The agent is multi-lingual from the ground up. The api/i18n/ directory and i18n_manager.py are central to this capability.

  • YAML-Only Content: All user-facing strings — system prompts, UI messages, and context-collection questions — are now stored in YAML files (e.g., context_questions/FR.yaml, prompts/teenager/FR/). The older JSON format has been fully retired.
  • Multi-Tenant Prompt Structure: Prompts are organised by user_type (teenager / parent) and language, allowing each audience to receive appropriately tailored language and framing.
  • Dynamic Database Overrides: The system supports dynamic overrides via the LocalizedContent database table. This allows updating prompts, UI messages, and snippets in production without requiring a code redeployment. Database content always takes precedence over filesystem YAML content.
  • Two-Layer Caching: The i18nManager employs a file-level cache layered on top of a memory-based database override cache, with additional LRU caching on public getter methods to minimise repeated database or file reads.
  • Synchronization Tool: A sync_to_db.py CLI script is provided to synchronize YAML content into the database, facilitating bulk updates and CI/CD integration.
  • State-Driven Language: The language field in Service1State drives all translation lookups, making it straightforward to add new languages without changing the agent’s Python code.
  • XML-Style Tagging: Dynamic content injected into prompts (collected context, previous conversations, privacy guidelines) is wrapped in XML tags (e.g., <collected_context>, <previous_conversations>) so the LLM can reliably distinguish information types.

Dynamic Context Collection

The collect_context node uses a sophisticated mechanism to extract structured information from a user’s initial message.

  • Structured Output: It uses the LLM’s structured output capability (with_structured_output).
  • Dynamic Pydantic Models: The utils/context.py file contains a QAFactory function that dynamically creates a Pydantic BaseModel from the list of context questions for the user’s language. For multiple-choice questions, Literal types constrain the output to valid values.
  • Confident Extraction: Each answer is accompanied by the model’s reasoning and confidence level, so only explicitly stated information is used — reducing hallucinations.
  • AI-Driven Dynamic Questions (feature-flagged): When the enable_dynamic_question_generation feature flag is enabled, the node can ask the LLM to generate additional follow-up questions beyond the static set, collecting richer situational context.
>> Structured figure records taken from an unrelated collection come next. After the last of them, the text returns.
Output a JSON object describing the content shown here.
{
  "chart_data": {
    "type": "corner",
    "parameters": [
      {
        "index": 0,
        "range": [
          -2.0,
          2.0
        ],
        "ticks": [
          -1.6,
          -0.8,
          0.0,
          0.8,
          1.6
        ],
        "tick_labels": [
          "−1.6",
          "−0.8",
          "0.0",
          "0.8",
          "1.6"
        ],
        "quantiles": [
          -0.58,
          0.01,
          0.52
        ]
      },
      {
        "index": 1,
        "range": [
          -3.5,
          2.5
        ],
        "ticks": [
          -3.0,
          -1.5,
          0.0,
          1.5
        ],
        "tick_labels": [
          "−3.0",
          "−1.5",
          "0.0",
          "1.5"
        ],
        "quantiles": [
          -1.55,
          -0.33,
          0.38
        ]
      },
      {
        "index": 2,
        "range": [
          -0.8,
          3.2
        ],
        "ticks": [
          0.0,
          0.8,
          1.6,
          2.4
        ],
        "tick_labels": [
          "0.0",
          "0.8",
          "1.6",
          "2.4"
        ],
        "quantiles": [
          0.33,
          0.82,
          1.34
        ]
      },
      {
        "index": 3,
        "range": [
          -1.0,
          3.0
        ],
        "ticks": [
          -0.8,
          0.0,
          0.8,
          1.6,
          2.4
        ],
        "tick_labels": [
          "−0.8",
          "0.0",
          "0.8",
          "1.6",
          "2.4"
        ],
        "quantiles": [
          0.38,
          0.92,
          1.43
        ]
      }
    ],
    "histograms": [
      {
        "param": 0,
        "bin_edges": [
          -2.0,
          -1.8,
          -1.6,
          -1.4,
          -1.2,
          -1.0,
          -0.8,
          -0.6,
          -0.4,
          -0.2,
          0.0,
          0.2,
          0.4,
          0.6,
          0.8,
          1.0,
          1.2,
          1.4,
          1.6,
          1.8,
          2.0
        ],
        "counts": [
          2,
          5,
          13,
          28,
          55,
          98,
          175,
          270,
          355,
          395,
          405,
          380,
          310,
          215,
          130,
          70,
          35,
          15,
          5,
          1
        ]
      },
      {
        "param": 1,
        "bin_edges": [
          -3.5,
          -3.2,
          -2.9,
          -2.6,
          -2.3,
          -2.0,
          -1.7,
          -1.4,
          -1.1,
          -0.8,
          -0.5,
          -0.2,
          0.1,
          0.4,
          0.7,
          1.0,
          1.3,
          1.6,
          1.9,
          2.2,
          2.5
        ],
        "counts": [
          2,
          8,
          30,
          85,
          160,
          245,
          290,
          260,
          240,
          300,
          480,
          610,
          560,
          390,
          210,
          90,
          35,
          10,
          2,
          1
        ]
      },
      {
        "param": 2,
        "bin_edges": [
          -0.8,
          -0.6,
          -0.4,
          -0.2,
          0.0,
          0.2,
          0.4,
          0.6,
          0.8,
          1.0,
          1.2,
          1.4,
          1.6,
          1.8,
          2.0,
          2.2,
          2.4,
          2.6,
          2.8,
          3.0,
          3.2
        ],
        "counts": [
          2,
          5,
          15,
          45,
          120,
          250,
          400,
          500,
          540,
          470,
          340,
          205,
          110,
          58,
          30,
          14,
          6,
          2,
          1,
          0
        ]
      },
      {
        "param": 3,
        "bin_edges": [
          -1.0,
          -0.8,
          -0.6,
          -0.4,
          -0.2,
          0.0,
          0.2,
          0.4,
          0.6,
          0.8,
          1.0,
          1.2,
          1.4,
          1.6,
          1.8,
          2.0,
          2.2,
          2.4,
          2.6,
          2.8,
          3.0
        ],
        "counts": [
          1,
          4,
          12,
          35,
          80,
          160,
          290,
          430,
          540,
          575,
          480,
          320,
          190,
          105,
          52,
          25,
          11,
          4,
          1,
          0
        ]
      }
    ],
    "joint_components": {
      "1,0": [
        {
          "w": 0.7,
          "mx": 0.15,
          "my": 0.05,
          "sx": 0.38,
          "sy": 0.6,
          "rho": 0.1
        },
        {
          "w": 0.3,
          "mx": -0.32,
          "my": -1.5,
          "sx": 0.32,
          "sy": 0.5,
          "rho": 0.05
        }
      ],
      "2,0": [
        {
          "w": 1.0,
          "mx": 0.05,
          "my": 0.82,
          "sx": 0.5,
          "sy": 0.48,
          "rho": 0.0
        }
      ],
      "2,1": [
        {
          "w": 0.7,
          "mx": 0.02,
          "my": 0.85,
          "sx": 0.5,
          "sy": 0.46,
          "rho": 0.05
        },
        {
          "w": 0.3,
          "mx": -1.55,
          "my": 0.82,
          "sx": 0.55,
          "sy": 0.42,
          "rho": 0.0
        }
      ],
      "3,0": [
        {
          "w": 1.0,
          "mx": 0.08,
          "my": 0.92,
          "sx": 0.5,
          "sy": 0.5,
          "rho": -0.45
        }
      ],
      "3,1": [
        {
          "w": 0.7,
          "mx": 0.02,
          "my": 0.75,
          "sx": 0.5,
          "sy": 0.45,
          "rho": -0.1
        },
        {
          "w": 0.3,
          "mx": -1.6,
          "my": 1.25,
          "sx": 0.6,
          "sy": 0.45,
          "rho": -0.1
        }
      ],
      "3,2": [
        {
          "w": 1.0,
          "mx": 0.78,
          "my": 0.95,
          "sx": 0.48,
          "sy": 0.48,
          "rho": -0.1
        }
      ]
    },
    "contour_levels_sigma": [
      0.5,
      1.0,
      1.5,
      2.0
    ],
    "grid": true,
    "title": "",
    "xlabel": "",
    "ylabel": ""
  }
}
This is controlled at runtime without code changes.

Observability with Langfuse

The agent is integrated with Langfuse for tracing and monitoring, configured in api/agents/service1/utils/observability.py.

  • Callback Handler: A custom AsyncCallbackHandler, ErrorFlagger, is attached to the LLM client.
  • Error Flagging: The on_llm_end method inspects the LLM response metadata. If it finds a block_reason (response blocked by safety filters), it updates the corresponding trace in Langfuse.
  • Debugging: This provides immediate visibility into when and why the LLM refuses to respond, which is important given the sensitive domain.

Service and LLM Client Configuration

The api/agents/service1/core/llm_client.py file centralises LLM and service initialisation.

  • Lazy Loading: get_llm(), get_rag_service(), and get_analytics_service() are lazy-loaded — initialised on first call rather than at startup.
  • LLM Safety Settings: The ChatGoogleGenerativeAI client deliberately disables all default safety filters (HarmBlockThreshold.BLOCK_NONE) to handle sensitive topics. Content safety is managed through prompt design and the ErrorFlagger observability layer.
  • User-Type-Aware RAG Service: get_rag_service initialises a RAGService aware of the user_type (teenager / parent), routing it to the correct vector-database collection.